Given the hullabaloo over Fox scheduling its family-swapping series to preempt ABC’s conceptual twin “Wife Swap,” the similarities between the two programs certainly sound striking — down to each premiere planting a wealthy, snooty, kid-ignoring blond in a lower-income home. What’s interesting, though, is how different the execution feels, with Fox and producer Rocket Science succumbing to their usual excesses, siphoning most of the sweetness out in order to alternate between broad comedy and horror show, either “My Big Fat Obnoxious New Mommy” or “When Families Attack.”

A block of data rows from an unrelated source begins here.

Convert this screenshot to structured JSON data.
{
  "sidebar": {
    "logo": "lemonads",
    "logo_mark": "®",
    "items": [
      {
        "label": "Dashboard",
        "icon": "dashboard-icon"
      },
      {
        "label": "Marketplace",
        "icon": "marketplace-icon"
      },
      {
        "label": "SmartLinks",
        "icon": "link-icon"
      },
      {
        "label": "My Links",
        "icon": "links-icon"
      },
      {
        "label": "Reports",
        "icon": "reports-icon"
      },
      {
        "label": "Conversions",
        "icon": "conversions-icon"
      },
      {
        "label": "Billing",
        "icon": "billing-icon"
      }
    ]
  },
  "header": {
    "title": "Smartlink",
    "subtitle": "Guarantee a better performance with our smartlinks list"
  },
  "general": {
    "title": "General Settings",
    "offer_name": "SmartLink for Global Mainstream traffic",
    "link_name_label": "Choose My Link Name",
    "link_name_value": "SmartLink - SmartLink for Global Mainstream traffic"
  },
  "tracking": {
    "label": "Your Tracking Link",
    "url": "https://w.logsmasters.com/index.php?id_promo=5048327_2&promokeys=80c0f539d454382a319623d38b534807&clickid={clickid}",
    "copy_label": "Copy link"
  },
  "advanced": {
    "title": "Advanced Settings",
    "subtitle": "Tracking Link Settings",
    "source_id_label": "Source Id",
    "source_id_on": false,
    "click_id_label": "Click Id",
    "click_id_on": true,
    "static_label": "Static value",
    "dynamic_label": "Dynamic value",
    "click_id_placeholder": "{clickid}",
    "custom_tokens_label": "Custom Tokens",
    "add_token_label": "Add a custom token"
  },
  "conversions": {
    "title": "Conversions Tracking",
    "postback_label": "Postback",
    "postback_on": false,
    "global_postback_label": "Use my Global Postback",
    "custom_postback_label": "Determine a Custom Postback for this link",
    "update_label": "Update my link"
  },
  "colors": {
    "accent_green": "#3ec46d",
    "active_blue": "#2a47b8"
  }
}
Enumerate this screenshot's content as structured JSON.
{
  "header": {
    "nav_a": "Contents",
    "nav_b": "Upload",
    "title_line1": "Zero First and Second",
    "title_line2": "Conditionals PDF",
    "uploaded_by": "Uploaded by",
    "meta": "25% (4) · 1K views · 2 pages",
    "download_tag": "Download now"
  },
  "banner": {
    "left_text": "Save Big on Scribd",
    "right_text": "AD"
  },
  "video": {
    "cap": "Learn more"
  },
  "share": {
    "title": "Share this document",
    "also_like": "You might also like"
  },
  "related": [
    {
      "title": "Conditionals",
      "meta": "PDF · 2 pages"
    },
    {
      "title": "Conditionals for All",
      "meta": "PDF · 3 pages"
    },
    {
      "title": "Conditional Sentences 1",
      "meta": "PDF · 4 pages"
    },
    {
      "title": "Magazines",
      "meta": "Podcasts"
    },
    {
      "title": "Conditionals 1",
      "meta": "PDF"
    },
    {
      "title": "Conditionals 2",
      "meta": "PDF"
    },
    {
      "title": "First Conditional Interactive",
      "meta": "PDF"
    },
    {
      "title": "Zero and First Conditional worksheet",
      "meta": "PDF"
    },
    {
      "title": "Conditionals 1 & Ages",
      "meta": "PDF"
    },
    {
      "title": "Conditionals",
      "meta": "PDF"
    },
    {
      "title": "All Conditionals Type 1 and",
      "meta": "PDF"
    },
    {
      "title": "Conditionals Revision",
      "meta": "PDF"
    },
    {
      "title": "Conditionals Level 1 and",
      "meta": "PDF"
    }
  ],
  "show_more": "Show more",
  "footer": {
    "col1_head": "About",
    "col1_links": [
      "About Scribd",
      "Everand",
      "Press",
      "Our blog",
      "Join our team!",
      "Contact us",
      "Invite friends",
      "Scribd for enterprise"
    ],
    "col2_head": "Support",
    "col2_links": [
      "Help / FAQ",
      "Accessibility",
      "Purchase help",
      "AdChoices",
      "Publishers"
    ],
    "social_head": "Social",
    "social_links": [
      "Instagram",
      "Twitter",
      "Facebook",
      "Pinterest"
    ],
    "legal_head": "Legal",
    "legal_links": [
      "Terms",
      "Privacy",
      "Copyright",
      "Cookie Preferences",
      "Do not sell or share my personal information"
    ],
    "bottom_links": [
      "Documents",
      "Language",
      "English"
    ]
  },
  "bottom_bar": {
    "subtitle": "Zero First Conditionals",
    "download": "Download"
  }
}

Once again, Fox reality programming chief Mike Darnell’s penchant for big ideas gets muddled from drawing board to screen, and where the ABC show — while far from perfect — comes across as an experiment with strictly defined rules, Fox delivers a seat-of-the-pants exercise that throws in an unnecessary twist.
In this case, each of the two “new moms” is allowed to decide how her adopted family will spend $50,000 — at best a distraction, though the producers allocate considerable time to trying to milk drama from it.
It’s difficult, in fact, to think of a more smarmy outfit around than the Rocket Science gang, whose productions, from “Temptation Island” to “Fiance,” drip with condescension and invariably are musically scored like a slasher movie and “The Munsters” — somehow, all in the same hour.
The opening two-part swap (which repeats Monday, in advance of next week’s wrap-up) features Tammy, the wife of a plastic surgeon, moving in with a financially challenged African-American family, where mother Mela is 29 years old and has kids age 11, 12 and 13.
Like many who enter the “reality” grinder, Tammy is painted as a self-absorbed bitch, one who assumes “most everybody else has a life like mine” and lounges on the couch glaring at her temporary husband, idly saying, “I’m not in the mood to cook lunch.”
By contrast, Mela makes like Dorothy in Oz upon encountering Tammy’s brood, playing with the kids, bonding with the grandmother who raises them and exhibiting saucer-sized eyes entering their vacation lake house. OK, we get it, different sides of the tracks; now what’s the point?
With “Wife Swap,” there actually is one, however flimsy, as it explores sociological differences and varying approaches to raising kids. In a perverse way, then, “Trading Spouses’ ” modest but respectable opening rating may bode well for the ABC show, which arrives in the fall and benefits from a more neatly constructed premise.
By contrast, “Trading Spouses” is as cynical as its name — designed to stoke conflict and elicit well-orchestrated feelings of contempt or bemusement toward the key “characters.” The program also employs what’s become a Fox “reality” formula, essentially previewing the show’s entire run within the first two minutes and then endlessly recapping, which doesn’t quite obscure how little actually transpires in the first episode.
Both shows, it should be noted, are morally questionable, subjecting minor children to a confusing experiment that replaces their mother with someone else. And while everyone, even kids, covet 15 minutes of fame, the fact that parents willingly sign up to risk being depicted badly — down to Tammy carping at Mela’s daughter about her weight — doesn’t absolve either broadcaster from complicity in the process.
Fox has enjoyed its share of unscripted hits, and with most of the summer lineup tanking ratings-wise, such fare doubtless will be even more prevalent come fall. Still, the network’s get-there-first strategy with “Spouses” is less about planting a flag on the moon than simply mooning the competition, and it’s hard to see what good that does anybody.